Les bénédictions ne suffisent pas. Les explications rationnelles non plus. À la demande de la mère, Ed et Lorraine Warren s’en mêlent. Les phénomènes s’intensifient. Ce qui devait rester une affaire privée va basculer dans quelque chose d'irréversible, une affaire tellement grave qu’elle ne peut plus être contenue.
Ce livre raconte cette histoire. Celle d'une famille, d'un démon, et d'un procès sans précédent dans l'histoire judiciaire américaine.

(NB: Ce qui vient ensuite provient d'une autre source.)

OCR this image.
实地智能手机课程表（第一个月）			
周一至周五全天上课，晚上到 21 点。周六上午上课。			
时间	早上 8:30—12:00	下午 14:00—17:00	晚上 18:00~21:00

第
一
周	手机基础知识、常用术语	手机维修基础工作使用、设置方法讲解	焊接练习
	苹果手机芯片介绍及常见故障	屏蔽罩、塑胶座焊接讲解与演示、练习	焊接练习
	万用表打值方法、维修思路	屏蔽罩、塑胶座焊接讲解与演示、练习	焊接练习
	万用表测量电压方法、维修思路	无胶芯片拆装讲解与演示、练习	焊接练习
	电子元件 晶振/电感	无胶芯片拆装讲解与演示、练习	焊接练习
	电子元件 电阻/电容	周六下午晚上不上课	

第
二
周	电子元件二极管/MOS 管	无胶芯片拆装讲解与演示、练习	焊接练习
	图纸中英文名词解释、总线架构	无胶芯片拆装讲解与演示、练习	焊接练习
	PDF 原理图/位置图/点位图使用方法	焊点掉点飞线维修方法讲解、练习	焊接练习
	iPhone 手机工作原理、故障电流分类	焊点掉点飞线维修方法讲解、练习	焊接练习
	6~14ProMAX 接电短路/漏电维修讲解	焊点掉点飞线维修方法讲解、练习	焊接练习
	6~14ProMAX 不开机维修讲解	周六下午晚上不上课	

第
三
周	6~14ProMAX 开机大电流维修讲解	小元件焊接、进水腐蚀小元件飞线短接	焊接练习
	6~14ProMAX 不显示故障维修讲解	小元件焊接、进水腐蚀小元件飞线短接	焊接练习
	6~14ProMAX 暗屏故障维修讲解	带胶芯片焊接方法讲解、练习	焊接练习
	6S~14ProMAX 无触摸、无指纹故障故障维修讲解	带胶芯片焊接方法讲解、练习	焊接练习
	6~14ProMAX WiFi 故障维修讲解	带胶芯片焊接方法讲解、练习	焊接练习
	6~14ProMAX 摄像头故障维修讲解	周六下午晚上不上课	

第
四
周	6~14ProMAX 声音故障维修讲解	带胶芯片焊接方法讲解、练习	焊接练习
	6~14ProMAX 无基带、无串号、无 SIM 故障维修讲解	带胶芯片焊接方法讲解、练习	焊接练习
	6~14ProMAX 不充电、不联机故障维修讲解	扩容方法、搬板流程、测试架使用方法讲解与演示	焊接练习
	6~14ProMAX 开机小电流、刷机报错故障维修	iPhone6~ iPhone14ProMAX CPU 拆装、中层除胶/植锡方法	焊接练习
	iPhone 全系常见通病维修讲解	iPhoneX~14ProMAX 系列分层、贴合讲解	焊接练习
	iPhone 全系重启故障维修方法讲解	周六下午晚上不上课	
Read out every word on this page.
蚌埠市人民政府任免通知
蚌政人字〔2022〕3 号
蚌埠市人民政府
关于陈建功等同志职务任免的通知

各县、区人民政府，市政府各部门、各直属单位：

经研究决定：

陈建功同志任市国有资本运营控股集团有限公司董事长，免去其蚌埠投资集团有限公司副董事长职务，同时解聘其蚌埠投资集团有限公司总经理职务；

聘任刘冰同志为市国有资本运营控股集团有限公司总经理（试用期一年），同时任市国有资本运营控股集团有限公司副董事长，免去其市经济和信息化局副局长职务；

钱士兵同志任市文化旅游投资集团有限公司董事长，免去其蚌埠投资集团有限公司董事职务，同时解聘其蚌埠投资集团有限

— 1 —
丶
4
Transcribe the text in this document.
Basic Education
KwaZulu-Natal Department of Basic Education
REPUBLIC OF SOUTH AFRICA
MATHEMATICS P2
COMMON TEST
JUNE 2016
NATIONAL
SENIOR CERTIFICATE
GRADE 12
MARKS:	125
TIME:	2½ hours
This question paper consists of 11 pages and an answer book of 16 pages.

Fiancés depuis des mois, Arne Cheyenne Johnson et Debbie Glatzel espéraient se marier au printemps de l’année suivante. Ils avaient déjà trouvé leur future maison, un ranch jaune aux volets vert olive avec un puits dans son arrière-cour situé sur la vieille route d’Hawleysville, près de Brookfield, dans le Connecticut. « Cet emménagement nous enchantait, Debbie et moi », rapporta Arne. « Nous avions déjà commencé à réfléchir à notre futur mariage. On avait vraiment hâte. » En attendant le grand jour, ils habitaient chez les parents de Debbie. Sa mère, Judy, quarante-cinq ans, était femme au foyer. Son père, Carl, travaillait comme mécanicien. Le 3 juillet 1980, elle demanda à ses trois petits frères, Alan, huit ans, David, onze ans, et Carl Jr, quatorze ans, de les aider à nettoyer la propriété. À leur arrivée, ils découvrirent qu’un matelas à eau avait été abandonné dans la chambre parentale. Pendant un moment, ils s’amusèrent à se jeter dessus, riant comme des enfants de l’étrangeté de sa surface ondulée. Seul David refusa de s’en approcher. Pour une obscure raison, l’objet le mettait mal à l’aise. Debbie confia ensuite une tâche à chacun des garçons, et ils se mirent aussitôt au travail.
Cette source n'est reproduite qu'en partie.